Study of molybdenum oxide optimized hole carrier transport in perovskite solar cells

Organic/inorganic perovskite solar cells have dramatically improved in efficiency in recent years and have a trend to be comparable to silicon solar cells, its simple process is expected to become an alternative to silicon solar cells in the future. However, in perovskite solar cells, the ineffective carrier extraction leads to nonradiative recombination of some carriers during the diffusion from the perovskite layer to other transport layers, which is a cause of cell efficiency loss. This paper describes the introduction of solid particles of molybdenum oxide of a certain particle size dispersed between the perovskite layer/hole transport layer to improve the extraction of hole carriers, resulting in an improved device short-circuit current density.
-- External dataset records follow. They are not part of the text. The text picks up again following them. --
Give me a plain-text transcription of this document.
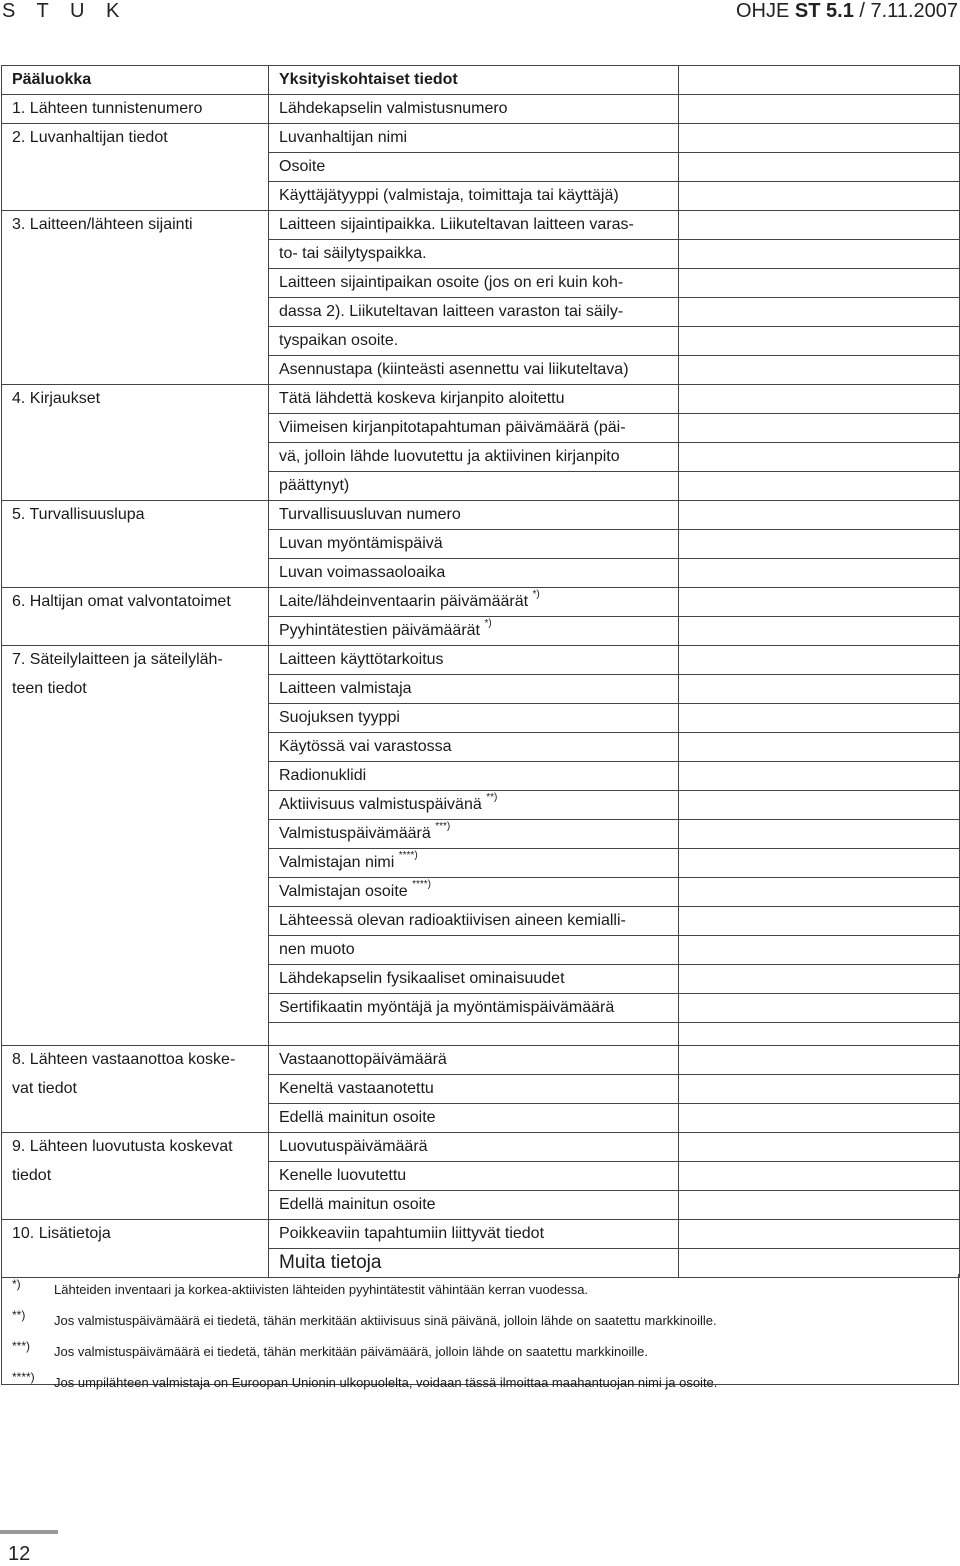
S T U K	OHJE ST 5.1 / 7.11.2007
Pääluokka	Yksityiskohtaiset tiedot	
1. Lähteen tunnistenumero	Lähdekapselin valmistusnumero	
2. Luvanhaltijan tiedot	Luvanhaltijan nimi	
	Osoite	
	Käyttäjätyyppi (valmistaja, toimittaja tai käyttäjä)	
3. Laitteen/lähteen sijainti	Laitteen sijaintipaikka. Liikuteltavan laitteen varas-	
	to- tai säilytyspaikka.	
	Laitteen sijaintipaikan osoite (jos on eri kuin koh-	
	dassa 2). Liikuteltavan laitteen varaston tai säily-	
	tyspaikan osoite.	
	Asennustapa (kiinteästi asennettu vai liikuteltava)	
4. Kirjaukset	Tätä lähdettä koskeva kirjanpito aloitettu	
	Viimeisen kirjanpitotapahtuman päivämäärä (päi-	
	vä, jolloin lähde luovutettu ja aktiivinen kirjanpito	
	päättynyt)	
5. Turvallisuuslupa	Turvallisuusluvan numero	
	Luvan myöntämispäivä	
	Luvan voimassaoloaika	
6. Haltijan omat valvontatoimet	Laite/lähdeinventaarin päivämäärät *)	
	Pyyhintätestien päivämäärät *)	
7. Säteilylaitteen ja säteilyläh-	Laitteen käyttötarkoitus	
teen tiedot	Laitteen valmistaja	
	Suojuksen tyyppi	
	Käytössä vai varastossa	
	Radionuklidi	
	Aktiivisuus valmistuspäivänä **)	
	Valmistuspäivämäärä ***)	
	Valmistajan nimi ****)	
	Valmistajan osoite ****)	
	Lähteessä olevan radioaktiivisen aineen kemialli-	
	nen muoto	
	Lähdekapselin fysikaaliset ominaisuudet	
	Sertifikaatin myöntäjä ja myöntämispäivämäärä	

8. Lähteen vastaanottoa koske-	Vastaanottopäivämäärä	
vat tiedot	Keneltä vastaanotettu	
	Edellä mainitun osoite	
9. Lähteen luovutusta koskevat	Luovutuspäivämäärä	
tiedot	Kenelle luovutettu	
	Edellä mainitun osoite	
10. Lisätietoja	Poikkeaviin tapahtumiin liittyvät tiedot	
	Muita tietoja	
*)	Lähteiden inventaari ja korkea-aktiivisten lähteiden pyyhintätestit vähintään kerran vuodessa.
**)	Jos valmistuspäivämäärä ei tiedetä, tähän merkitään aktiivisuus sinä päivänä, jolloin lähde on saatettu markkinoille.
***)	Jos valmistuspäivämäärä ei tiedetä, tähän merkitään päivämäärä, jolloin lähde on saatettu markkinoille.
****)	Jos umpilähteen valmistaja on Euroopan Unionin ulkopuolelta, voidaan tässä ilmoittaa maahantuojan nimi ja osoite.
12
We further investigated the dependence of the comprehensive performance of the molybdenum oxide incorporated perovskite solar cell on the amount of molybdenum oxide introduced, and the current density-voltage results showed that the optimal content of molybdenum oxide was 0.5 mg/ml, and the efficiency of the perovskite solar cell at this content was 18.27% with a short-circuit current density of 23.67 mA center dot cm(-2), while the efficiency of the device without molybdenum oxide was 16.97% with a short-circuit current density of 21.84 mA center dot cm(-2). Therefore, this work provides an effective way to improve the efficiency of perovskite solar cells.